Consider the possibility that the people closest to you, or even those who pick up on your energy, might catch on to what’s going on in your inner world of desire. The more perceptive people in your world can see through you, and those with whom you’re sexually intimate, or attracted to, might be able to tap right in. Yet what we call the ego puts up all kinds of blocks to this awareness.
For many people, knowing that their partner is thinking about past or potential lover (or a current secret lover) would lead to some deep insecurities coming to the surface. So when we stash away masturbation, we’re stashing away the desire element, as well as papering over those insecurities. They will then tend to surface in our relationships in other ways.

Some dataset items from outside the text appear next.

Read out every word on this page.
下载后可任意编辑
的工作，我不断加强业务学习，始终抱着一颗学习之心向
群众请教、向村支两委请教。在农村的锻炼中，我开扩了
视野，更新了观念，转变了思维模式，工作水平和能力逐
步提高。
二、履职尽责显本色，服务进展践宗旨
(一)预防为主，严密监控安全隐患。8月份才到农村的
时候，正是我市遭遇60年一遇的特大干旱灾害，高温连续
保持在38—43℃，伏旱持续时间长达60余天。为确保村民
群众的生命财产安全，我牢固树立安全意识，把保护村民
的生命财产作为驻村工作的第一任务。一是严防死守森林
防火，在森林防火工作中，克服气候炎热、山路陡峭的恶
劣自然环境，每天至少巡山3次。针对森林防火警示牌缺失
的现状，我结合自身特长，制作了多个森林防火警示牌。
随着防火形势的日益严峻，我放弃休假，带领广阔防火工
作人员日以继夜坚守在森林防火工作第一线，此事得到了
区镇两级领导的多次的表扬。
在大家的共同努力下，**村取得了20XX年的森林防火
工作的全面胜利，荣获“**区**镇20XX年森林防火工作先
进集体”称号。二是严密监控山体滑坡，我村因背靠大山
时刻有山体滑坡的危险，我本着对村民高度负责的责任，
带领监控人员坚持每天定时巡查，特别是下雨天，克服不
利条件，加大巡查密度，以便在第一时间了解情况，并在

The term “shadow material” from Jungian psychoanalysis fits well here. Shadow is all this stuff we contain within ourselves, including guilt, shame, the fear of abandonment, rage, hatred and all their cousins. These are emotions we tend to project into relationships. For example, we might see them as qualities in others but not ourselves. They might become ‘issues’ in the relationship. It’s easy to understand how this works. An insecure person is much likelier to be jealous of a partner than someone who is confident. In that case, jealousy would be a projection of insecurity (and/or envy and/or the fear of abandonment).
Conscious masturbation, and by that I mean your inner erotic reality experienced as part of your ongoing relationship with yourself, is one way to into these dark feelings rather than projecting them outward. If you experience any embarrassment, shame or misgiving around masturbation (and most people do), consider the possibility that these things obscure something deeper, that being your point of contact with yourself. You can call that self-love or self-esteem; you can call it being centered in your reality. I am talking about an authentic inner journey, the kind that usually gets categorized in the bin with the label “spiritual,” but which has a distinctly sexual sensation.
Given that religion has not only made sexuality allegedly bad but also built its fortune on doing so, it can take quite a bit of determination to go here. We are all influenced by religion’s misgivings and open hatred of sex. The fact that so many people experience forms of false modesty, embarrassment, shame and guilt, in many facets of life, and also where masturbation is a factor, suggests that there is a connection.
I will leave you with an idea that I’m developing in other venues this month, which is self-centered sexuality. I know, this is the thing we’re supposed to avoid in we’re “not supposed to be selfish.” I’m not talking about selfish, I’m talking about self. Self-centered sexuality means being centered within yourself.
I would propose as part of this that couples explore getting closer to one another by masturbating in one another’s presence. This is perfectly intuitive for some people and just as counterintuitive for others. In the experience, I suggest including the full content of your mind and not just your body. In case you experience embarrassment, I would offer you the idea that the very hottest sexual experiences are just on the other side of that veil.
For those who consider themselves “not in a relationship,” this opens up many possibilities, including a great option for “friends with benefits”—but absent most of the usual worries about sex. It’s a way to share sex without the baggage of thinking you have to get married.
You’ll also have an opportunity to encounter material that has come up in your past relationships, and (for example) explore the healing of your self-esteem, body issues, or sexual shadow material. Imagine if you could enter your encounters with others from a confident and self-aware place, understanding who you are and what you want. That would give you a new basis for choosing a partner, or allow you to consider the idea that you might not want to be in a conventional relationship.
So, the sex toy stores may be calling this Masturbation Month. I would revise that to Self-Awareness Month.